(Reuters) - Elon Musk’s SpaceX plans to list its space internet venture, Starlink, but not for several years, a company official told Reuters on Thursday.
The plan comes as Jeff Bezos’ e-commerce giant Amazon.com Inc (AMZN.O) prepares to build its own internet network of over 3,000 satellites in low-Earth orbit through its Project Kuiper.
SpaceX has been launching Starlink satellites in batches of 60 since May and currently has 240 orbiting Earth. The company aims to make the broadband internet service operational by the end of 2020.
Earlier in the day, Bloomberg reported the possibility of Starlink going public, citing Chief Operating Officer Gwynne Shotwell.
“Right now, we are a private company, but Starlink is the right kind of business that we can go ahead and take public,” the report quoted Shotwell saying at a private investor event in Miami.
Shotwell’s remarks came on the day of a key launch from Starlink’s main competitor OneWeb Satellites, a SoftBank-backed venture that aims to send 34 of its planned 648 satellites to space on Thursday.

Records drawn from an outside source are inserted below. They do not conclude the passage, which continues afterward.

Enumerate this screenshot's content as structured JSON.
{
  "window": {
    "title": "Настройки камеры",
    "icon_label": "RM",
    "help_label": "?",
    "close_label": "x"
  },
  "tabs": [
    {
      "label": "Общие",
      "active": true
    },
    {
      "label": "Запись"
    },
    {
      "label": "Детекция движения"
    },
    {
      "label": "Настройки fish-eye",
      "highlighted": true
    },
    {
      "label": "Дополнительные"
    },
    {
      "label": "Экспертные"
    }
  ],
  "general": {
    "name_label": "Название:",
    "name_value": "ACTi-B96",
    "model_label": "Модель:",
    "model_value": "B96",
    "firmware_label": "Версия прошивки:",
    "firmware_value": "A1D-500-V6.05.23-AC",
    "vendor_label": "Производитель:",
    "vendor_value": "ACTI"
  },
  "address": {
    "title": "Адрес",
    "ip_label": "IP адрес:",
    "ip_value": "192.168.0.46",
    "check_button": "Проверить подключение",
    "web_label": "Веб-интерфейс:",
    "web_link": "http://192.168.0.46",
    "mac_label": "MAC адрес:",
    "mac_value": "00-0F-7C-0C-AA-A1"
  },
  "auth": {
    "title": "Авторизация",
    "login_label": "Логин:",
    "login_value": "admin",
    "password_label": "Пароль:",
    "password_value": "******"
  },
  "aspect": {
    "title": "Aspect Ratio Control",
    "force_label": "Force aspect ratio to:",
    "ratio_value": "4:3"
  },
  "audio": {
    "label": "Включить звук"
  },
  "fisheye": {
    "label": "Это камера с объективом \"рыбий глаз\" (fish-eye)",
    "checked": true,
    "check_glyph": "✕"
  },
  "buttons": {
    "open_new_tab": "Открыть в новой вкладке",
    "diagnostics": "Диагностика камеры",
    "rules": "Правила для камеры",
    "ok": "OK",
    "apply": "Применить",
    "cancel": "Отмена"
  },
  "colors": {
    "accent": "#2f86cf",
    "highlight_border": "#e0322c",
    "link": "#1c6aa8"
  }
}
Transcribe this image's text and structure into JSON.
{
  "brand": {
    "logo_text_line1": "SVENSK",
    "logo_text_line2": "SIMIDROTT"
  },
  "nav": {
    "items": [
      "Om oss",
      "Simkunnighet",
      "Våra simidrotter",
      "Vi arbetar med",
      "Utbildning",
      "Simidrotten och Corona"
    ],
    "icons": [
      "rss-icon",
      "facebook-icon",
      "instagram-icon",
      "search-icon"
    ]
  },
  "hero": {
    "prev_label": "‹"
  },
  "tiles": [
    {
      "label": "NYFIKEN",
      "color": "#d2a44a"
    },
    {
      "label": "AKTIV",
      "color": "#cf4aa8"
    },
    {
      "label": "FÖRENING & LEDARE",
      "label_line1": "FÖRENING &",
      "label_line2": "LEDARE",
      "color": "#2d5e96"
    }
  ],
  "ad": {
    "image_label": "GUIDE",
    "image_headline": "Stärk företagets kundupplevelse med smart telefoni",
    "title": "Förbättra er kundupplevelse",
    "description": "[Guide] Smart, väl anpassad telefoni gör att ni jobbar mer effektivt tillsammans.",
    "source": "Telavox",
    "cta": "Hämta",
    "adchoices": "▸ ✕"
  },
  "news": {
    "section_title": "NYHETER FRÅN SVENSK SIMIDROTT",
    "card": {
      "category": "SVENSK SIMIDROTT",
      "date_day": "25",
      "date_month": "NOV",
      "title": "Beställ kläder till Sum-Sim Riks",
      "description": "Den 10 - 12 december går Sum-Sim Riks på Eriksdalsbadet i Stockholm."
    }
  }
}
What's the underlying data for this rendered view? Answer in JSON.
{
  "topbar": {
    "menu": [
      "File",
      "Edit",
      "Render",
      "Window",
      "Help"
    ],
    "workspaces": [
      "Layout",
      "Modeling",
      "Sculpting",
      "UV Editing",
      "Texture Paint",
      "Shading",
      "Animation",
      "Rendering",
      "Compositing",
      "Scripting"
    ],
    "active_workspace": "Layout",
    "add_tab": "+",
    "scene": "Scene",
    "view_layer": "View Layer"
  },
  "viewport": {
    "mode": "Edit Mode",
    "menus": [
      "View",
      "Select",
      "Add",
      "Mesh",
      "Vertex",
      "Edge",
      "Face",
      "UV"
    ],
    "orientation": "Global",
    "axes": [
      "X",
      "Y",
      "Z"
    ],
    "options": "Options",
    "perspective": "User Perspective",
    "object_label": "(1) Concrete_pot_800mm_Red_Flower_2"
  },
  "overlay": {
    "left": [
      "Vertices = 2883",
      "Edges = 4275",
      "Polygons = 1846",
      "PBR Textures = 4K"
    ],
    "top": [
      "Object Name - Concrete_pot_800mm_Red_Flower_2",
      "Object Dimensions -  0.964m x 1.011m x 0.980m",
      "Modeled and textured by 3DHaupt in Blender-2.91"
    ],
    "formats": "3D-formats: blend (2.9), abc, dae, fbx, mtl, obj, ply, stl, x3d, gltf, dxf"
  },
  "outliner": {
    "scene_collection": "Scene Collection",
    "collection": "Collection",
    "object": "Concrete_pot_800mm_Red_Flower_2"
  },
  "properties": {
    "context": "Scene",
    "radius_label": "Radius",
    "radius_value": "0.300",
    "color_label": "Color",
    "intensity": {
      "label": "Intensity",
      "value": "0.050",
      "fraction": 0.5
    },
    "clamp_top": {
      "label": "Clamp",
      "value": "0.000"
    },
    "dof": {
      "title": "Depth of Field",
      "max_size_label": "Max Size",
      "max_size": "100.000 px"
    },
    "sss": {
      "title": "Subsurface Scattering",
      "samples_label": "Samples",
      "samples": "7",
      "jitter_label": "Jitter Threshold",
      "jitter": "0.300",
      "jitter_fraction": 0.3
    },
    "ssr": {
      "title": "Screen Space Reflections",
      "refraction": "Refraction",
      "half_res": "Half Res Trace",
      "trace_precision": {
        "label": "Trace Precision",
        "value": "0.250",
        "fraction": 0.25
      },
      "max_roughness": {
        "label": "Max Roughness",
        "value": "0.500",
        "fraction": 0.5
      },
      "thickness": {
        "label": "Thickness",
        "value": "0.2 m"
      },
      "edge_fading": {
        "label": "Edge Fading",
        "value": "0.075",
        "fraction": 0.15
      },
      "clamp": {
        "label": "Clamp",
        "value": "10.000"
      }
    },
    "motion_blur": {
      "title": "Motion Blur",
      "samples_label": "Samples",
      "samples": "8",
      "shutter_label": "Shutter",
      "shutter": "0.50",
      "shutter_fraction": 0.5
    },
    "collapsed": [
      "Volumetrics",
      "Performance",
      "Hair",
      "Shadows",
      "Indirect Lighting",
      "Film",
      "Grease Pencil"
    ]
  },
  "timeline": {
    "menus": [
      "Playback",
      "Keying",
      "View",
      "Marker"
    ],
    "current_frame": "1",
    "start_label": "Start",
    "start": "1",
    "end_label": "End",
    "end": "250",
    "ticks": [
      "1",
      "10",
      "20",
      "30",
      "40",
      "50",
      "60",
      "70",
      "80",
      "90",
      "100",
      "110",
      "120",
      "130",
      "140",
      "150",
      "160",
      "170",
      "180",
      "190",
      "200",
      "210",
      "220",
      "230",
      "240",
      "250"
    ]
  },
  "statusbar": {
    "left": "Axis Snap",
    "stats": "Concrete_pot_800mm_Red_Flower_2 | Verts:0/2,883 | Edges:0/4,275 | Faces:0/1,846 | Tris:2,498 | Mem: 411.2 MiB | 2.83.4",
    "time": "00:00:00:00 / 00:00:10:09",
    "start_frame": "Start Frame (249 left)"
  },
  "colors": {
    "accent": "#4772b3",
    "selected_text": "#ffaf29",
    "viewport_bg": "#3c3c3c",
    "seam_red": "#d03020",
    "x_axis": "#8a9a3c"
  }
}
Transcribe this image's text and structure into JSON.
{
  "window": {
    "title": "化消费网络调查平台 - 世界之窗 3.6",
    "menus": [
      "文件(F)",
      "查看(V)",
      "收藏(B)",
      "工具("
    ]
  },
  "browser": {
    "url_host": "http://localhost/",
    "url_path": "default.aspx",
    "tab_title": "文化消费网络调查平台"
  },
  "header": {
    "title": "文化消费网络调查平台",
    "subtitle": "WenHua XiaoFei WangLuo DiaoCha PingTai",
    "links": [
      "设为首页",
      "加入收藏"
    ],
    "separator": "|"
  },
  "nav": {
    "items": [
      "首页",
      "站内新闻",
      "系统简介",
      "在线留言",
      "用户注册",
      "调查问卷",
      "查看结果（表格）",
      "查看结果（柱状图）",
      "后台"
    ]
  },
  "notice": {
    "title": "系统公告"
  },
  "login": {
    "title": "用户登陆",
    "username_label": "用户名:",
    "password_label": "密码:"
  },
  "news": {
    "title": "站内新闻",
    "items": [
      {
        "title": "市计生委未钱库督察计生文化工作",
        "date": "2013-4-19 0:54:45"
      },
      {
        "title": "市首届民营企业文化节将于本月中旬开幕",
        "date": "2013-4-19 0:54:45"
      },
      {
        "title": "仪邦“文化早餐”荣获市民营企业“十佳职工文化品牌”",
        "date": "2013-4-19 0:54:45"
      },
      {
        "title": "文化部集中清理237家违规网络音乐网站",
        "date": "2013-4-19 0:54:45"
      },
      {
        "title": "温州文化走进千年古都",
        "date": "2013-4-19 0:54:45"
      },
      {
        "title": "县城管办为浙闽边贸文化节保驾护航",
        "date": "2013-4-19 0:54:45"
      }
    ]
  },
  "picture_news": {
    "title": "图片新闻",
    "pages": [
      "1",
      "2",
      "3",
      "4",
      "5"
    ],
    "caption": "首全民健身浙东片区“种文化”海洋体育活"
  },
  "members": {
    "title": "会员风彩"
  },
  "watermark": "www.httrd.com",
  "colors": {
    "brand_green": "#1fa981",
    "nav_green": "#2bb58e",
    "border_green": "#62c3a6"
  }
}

Musk said last year Starlink was an important new revenue stream for his California-based Space Exploration Technologies, or SpaceX.
The company’s so-called Starlink constellation is a planned network of up to 30,000 satellites in low-Earth orbit intended to beam broadband internet globally.
In May, SpaceX launched the first batch of 60 small satellites for Starlink internet service.